Is generosity something that you just have or is it something that can be learned? I’ve been pondering this question and all I’ve come up with is another question. How many ways are there to be generous? Time, money, skills?
I started thinking about this last Friday at happy hour. My brother was in town so I was meeting up with him and his girlfriend. When the bill came, Rob and I both grabbed for it. Courtney tried, but she was too far away. It was only after I reminded my brother that he had bought the movie tickets that he let go of the check. Neither one of use were considering letting Courtney pay. Next time perhaps.

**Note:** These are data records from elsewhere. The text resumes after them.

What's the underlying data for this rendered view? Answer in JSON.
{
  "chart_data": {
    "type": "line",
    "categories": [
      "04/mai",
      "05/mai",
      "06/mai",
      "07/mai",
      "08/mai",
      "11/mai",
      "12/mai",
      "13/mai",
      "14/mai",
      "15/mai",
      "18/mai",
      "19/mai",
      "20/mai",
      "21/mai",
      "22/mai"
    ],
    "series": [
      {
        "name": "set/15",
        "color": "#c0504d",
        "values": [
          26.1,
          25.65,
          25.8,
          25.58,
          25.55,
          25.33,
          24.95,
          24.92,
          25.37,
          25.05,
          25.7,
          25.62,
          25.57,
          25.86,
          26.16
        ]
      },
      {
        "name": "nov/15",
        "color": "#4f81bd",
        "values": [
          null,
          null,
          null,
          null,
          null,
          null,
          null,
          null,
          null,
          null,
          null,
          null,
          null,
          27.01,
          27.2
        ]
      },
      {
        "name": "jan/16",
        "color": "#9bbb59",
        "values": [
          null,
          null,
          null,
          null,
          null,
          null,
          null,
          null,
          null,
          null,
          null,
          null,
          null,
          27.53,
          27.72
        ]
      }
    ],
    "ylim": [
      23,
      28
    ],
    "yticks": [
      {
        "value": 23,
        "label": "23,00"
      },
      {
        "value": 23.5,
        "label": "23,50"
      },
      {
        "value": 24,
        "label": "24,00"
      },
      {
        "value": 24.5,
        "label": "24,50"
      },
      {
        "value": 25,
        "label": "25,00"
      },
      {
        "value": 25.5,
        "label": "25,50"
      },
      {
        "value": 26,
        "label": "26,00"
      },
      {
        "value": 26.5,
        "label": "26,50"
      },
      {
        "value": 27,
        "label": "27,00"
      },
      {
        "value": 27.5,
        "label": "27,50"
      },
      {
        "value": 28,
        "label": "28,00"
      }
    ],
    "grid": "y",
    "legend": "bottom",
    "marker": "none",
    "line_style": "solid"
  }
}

But it got me thinking, is willingness to pick up the check a form of generosity? I know people who would split the check down to the penny to only pay what they ordered. Then there are people I work with who pay for the first $100-$200 of the bar tab when work people go out, which I consider pretty generous. Then there are the people in the middle, like my close friends, who just split the check X amount of ways. Does willingness to part with more money than you are required to make you generous? Does it matter if you do it willingly or begrudgingly?

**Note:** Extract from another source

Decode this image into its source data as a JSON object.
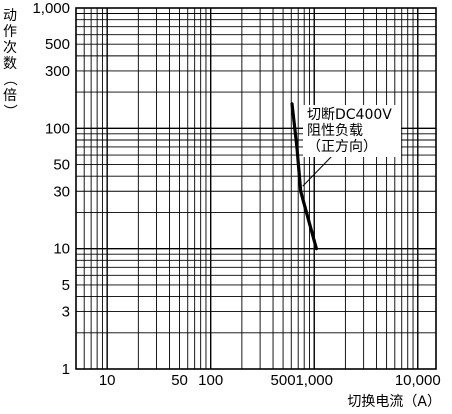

I ask if it’s something that can be learned because generous is not an adjective I would use to describe myself. It is one that I would use to describe my mother however. And as I get older, I find myself working towards being more generous to the people in my life. And money aside, there are other ways to be generous.

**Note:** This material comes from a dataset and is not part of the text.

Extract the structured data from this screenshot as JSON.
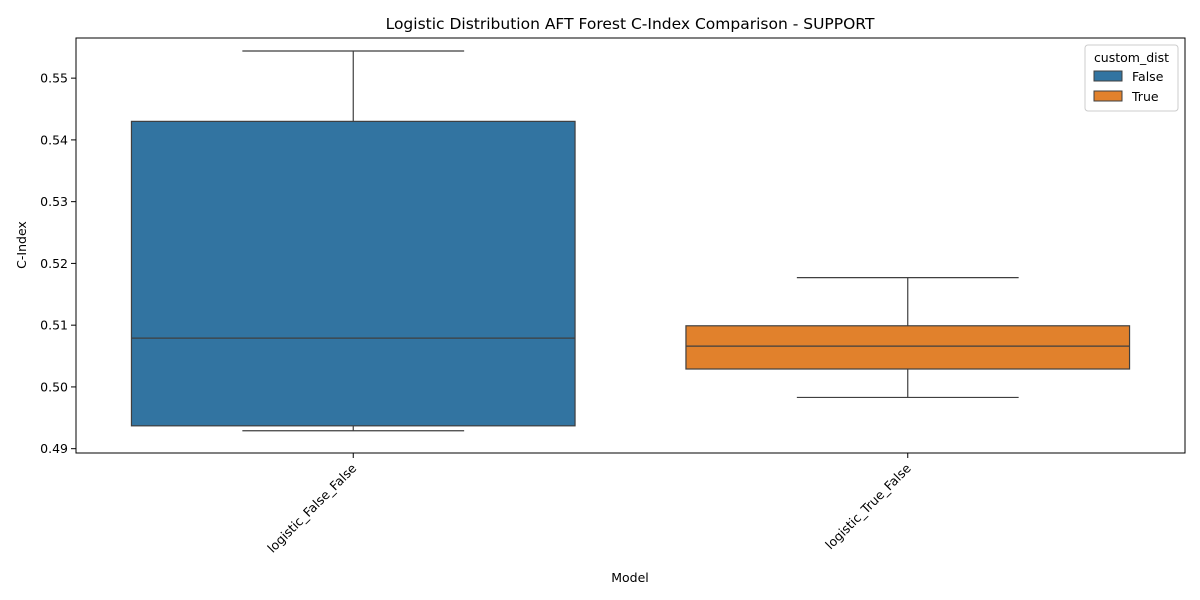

While I’m slightly more willing to part with my money, despite my frugal nature, I’m less likely to part with my time. In fact, if I can buy my way out of something I don’t want to do, I’ll do it. There are certain circumstances where you suck it up and do something you don’t want to do (i.e. wedding showers, baby showers, bachelorette parties) because the other person matters. And that is one way to show them that they matter to you. But this isn’t generosity; I’m doing these things begrudgingly to show my friends that they, and the events in their life, are important. And because all these things usually have cake.
I would consider people who donate their time to be very generous. Rather than work in a soup kitchen, I’d rather throw some money at it. I do donate to select organizations that I feel strongly about, but I’m not entirely sure this is generous either. According to the dictionary, because now that I’ve thought this out to hell and back I lost track of the actual definition, generous is liberal in giving or sharing, being unselfish.
Now selfish is an adjective I would use to describe myself. Does this mean that I’m destined to be ungenerous? Or is generosity like sports? There are the kids that were born natural athletes and had the perfect jump shot in the 5th grade. Then there were the kids who received the “Ms. Hustle” awards (it’s a real thing, I swear, and have the certificate to prove it). The sport didn’t necessarily come naturally or easily but it was something they worked at. Hopefully being generous is like becoming a good free throw shooter – it just takes practice.